Exploring Urban Agile at SXSW 2015

Thanks for checking out our panel at SXSW 2015 on How Agile Approaches Crack Urban Challenges!  Panelists Kaz Brecher of Curious Catalyst, Grace Kim of GOOD/Corps, and DeKoven Ashley of thrdPlace are delighted to share their experience and perspective and welcome you to get in touch with questions or ideas.

First, we know many of you are curious to know if what you're doing can even be considered "urban agile" so we've made a handy flowchart to clear that up and provide some guidance.  Please feel free to share the love or ask us if you have questions.

As we mentioned, we'll also be posting more of the output of the sprint during our session to address some of the challenges we all encounter during SXSW.  But in the meantime, here are the top three takeaways for the essentials in using agile approaches for urban challenges:

  1. Identify a real need - for citizens or users, this is the basis of any successful urban change and the heart of design thinking
  2. Define a hypothesis and map the opportunity - this is the best way to view the solution space by externalizing critical assumptions and prioritizing testing
  3. Develop and conduct some tests to learn and iterate - even if this means changing directions or scrapping the initial hunch, prototyping with partners helps keep costs and effort in check to do this well

Thank you so much to the fascinating cross-section of folks who attended our panel from as far away as Peru and London, gamely joining us in some exercises, and contributing our low-fi data viz and mapping the SXSW experience opportunity space.  
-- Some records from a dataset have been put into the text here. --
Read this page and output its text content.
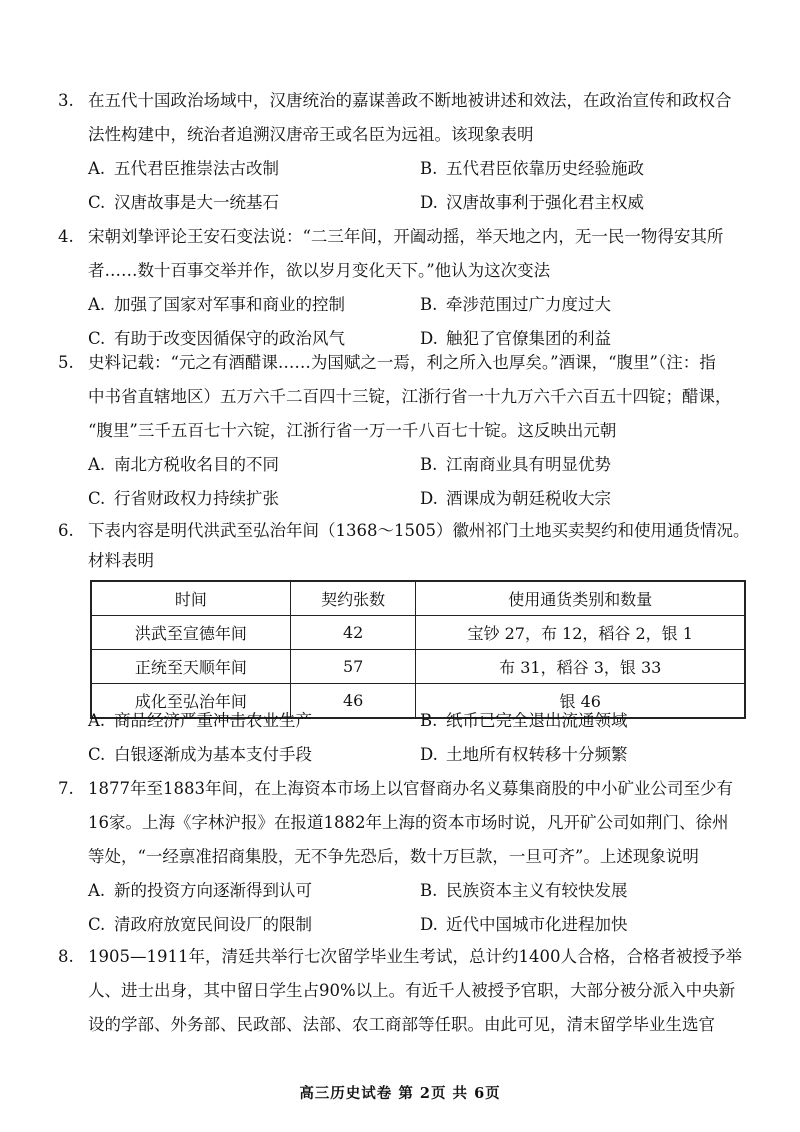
3. 在五代十国政治场域中，汉唐统治的嘉谋善政不断地被讲述和效法，在政治宣传和政权合
法性构建中，统治者追溯汉唐帝王或名臣为远祖。该现象表明
A. 五代君臣推崇法古改制	B. 五代君臣依靠历史经验施政
C. 汉唐故事是大一统基石	D. 汉唐故事利于强化君主权威
4. 宋朝刘挚评论王安石变法说：“二三年间，开阖动摇，举天地之内，无一民一物得安其所
者……数十百事交举并作，欲以岁月变化天下。”他认为这次变法
A. 加强了国家对军事和商业的控制	B. 牵涉范围过广力度过大
C. 有助于改变因循保守的政治风气	D. 触犯了官僚集团的利益
5. 史料记载：“元之有酒醋课……为国赋之一焉，利之所入也厚矣。”酒课，“腹里”（注：指
中书省直辖地区）五万六千二百四十三锭，江浙行省一十九万六千六百五十四锭；醋课，
“腹里”三千五百七十六锭，江浙行省一万一千八百七十锭。这反映出元朝
A. 南北方税收名目的不同	B. 江南商业具有明显优势
C. 行省财政权力持续扩张	D. 酒课成为朝廷税收大宗
6. 下表内容是明代洪武至弘治年间（1368～1505）徽州祁门土地买卖契约和使用通货情况。
材料表明
时间	契约张数	使用通货类别和数量
洪武至宣德年间	42	宝钞 27，布 12，稻谷 2，银 1
正统至天顺年间	57	布 31，稻谷 3，银 33
成化至弘治年间	46	银 46
A. 商品经济严重冲击农业生产	B. 纸币已完全退出流通领域
C. 白银逐渐成为基本支付手段	D. 土地所有权转移十分频繁
7. 1877年至1883年间，在上海资本市场上以官督商办名义募集商股的中小矿业公司至少有
16家。上海《字林沪报》在报道1882年上海的资本市场时说，凡开矿公司如荆门、徐州
等处，“一经禀准招商集股，无不争先恐后，数十万巨款，一旦可齐”。上述现象说明
A. 新的投资方向逐渐得到认可	B. 民族资本主义有较快发展
C. 清政府放宽民间设厂的限制	D. 近代中国城市化进程加快
8. 1905—1911年，清廷共举行七次留学毕业生考试，总计约1400人合格，合格者被授予举
人、进士出身，其中留日学生占90%以上。有近千人被授予官职，大部分被分派入中央新
设的学部、外务部、民政部、法部、农工商部等任职。由此可见，清末留学毕业生选官
高三历史试卷 第 2页 共 6页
You can download the presentation here.

For easy reference, here's the panel description of what we covered:

It's almost impossible to escape the constant chatter around so-called Smart Cities, but why is it taking so long for us to experience the benefits?  Urban innovation is still bounded by the glacial pace of master planning, despite a world now shifting almost every 6 months.  So, how can civic centers keep up?  By bringing true agile and lean start-up methods from the emerging technology realm to our streets.  If we put human-centered design at the heart of rapid iteration, imagine how much more efficiently we could invest taxpayer dollars.  Testing assumptions we make about citizen needs allows us to flexibly adjust solutions before discovering costly errors years into an initiative.  We can no longer afford to ignore this bottleneck amid mass migrations and mega-cities.  In this panel, we will discuss why most civic pilots have nothing to do with true agile best practices; the big benefits that come from adopting a learning mindset; and what this might do for food deserts, for example.